Over the past couple of weeks, the team finalized the technical setup, compacted the system, and fixed some problems with logging data onto the SD card reader. There were two setups for the Arduino unit on the receiver end. The Arduino was connected to a receiver board, which was activated by the key fob (wristband radio beacon) that transmitted the signal. In one setup, the Arduino was also connected to the SD card reader and the camera; in the other setup, the GPS unit replaced the camera.
When the GPS unit and the camera were each connected separately to the Arduino, they gathered GPS coordinates and images, respectively. This data would then be logged onto the SD card reader, but the team encountered some difficulties in doing so. The team needed to find a better way to alter the code of the GPS and camera so that the data collected would be directly sent to the SD card. To do this, the team consulted some of their mentors and came up with ideas on how to better set up the code's information. Then, trial-and-error testing was done to find the right alternatives to the code. After the changes were made, the team was able to have the GPS information and the camera's JPEG picture stored onto the SD card.
Regarding the camera, when the key fob is pressed, the receiver antenna picks up the signal and triggers the camera to take a picture.
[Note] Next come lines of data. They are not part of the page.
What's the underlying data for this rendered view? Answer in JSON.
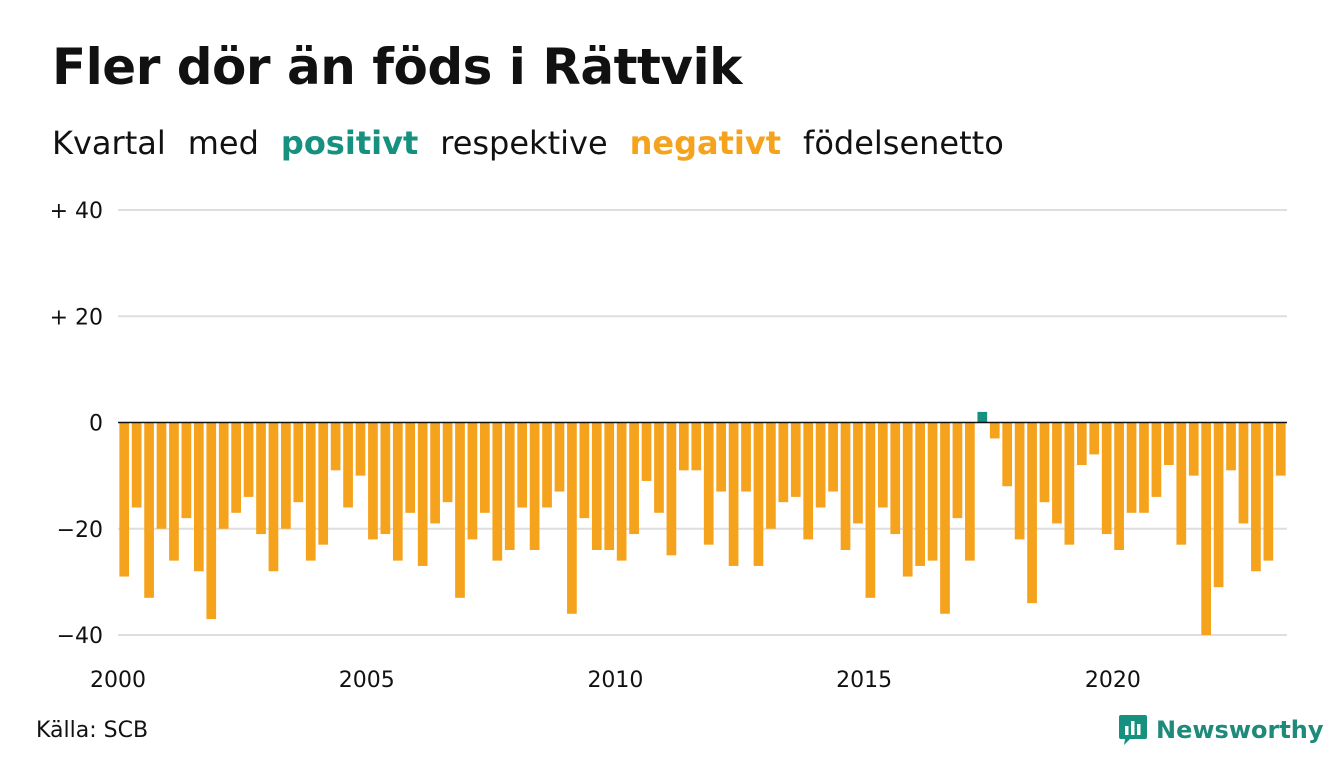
{
  "colors": {
    "positive": "#17917f",
    "negative": "#f5a21d",
    "grid": "#dedede",
    "zero_line": "#111111",
    "brand": "#1e8a7a"
  },
  "header": {
    "title": "Fler dör än föds i Rättvik",
    "subtitle": {
      "part1": "Kvartal",
      "part2": "med",
      "positive_word": "positivt",
      "part3": "respektive",
      "negative_word": "negativt",
      "part4": "födelsenetto"
    }
  },
  "footer": {
    "source": "Källa: SCB",
    "brand": "Newsworthy",
    "brand_icon": "newsworthy-logo-icon"
  },
  "chart_data": {
    "type": "bar",
    "title": "Fler dör än föds i Rättvik",
    "xlabel": "",
    "ylabel": "",
    "ylim": [
      -40,
      40
    ],
    "yticks": [
      {
        "value": 40,
        "label": "+ 40"
      },
      {
        "value": 20,
        "label": "+ 20"
      },
      {
        "value": 0,
        "label": "0"
      },
      {
        "value": -20,
        "label": "−20"
      },
      {
        "value": -40,
        "label": "−40"
      }
    ],
    "xticks": [
      {
        "label": "2000",
        "quarter_index": 0
      },
      {
        "label": "2005",
        "quarter_index": 20
      },
      {
        "label": "2010",
        "quarter_index": 40
      },
      {
        "label": "2015",
        "quarter_index": 60
      },
      {
        "label": "2020",
        "quarter_index": 80
      }
    ],
    "first_quarter": "2000 Q1",
    "grid": true,
    "values": [
      -29,
      -16,
      -33,
      -20,
      -26,
      -18,
      -28,
      -37,
      -20,
      -17,
      -14,
      -21,
      -28,
      -20,
      -15,
      -26,
      -23,
      -9,
      -16,
      -10,
      -22,
      -21,
      -26,
      -17,
      -27,
      -19,
      -15,
      -33,
      -22,
      -17,
      -26,
      -24,
      -16,
      -24,
      -16,
      -13,
      -36,
      -18,
      -24,
      -24,
      -26,
      -21,
      -11,
      -17,
      -25,
      -9,
      -9,
      -23,
      -13,
      -27,
      -13,
      -27,
      -20,
      -15,
      -14,
      -22,
      -16,
      -13,
      -24,
      -19,
      -33,
      -16,
      -21,
      -29,
      -27,
      -26,
      -36,
      -18,
      -26,
      2,
      -3,
      -12,
      -22,
      -34,
      -15,
      -19,
      -23,
      -8,
      -6,
      -21,
      -24,
      -17,
      -17,
      -14,
      -8,
      -23,
      -10,
      -40,
      -31,
      -9,
      -19,
      -28,
      -26,
      -10
    ]
  }
}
Then, the JPEG photo file is saved onto the SD card. Regarding the GPS unit, the latitude/longitude information as well as the time and date are stored onto the SD card. Using the keyfob to activate the GPS unit will be the next testing procedure.
The team recently connected both the GPS unit and camera to the SD card breadboard, compacting the components into one functional system. Soon, the system will further be compacted in order to reduce the amount of wires so it can be mounted onto the quadcopter.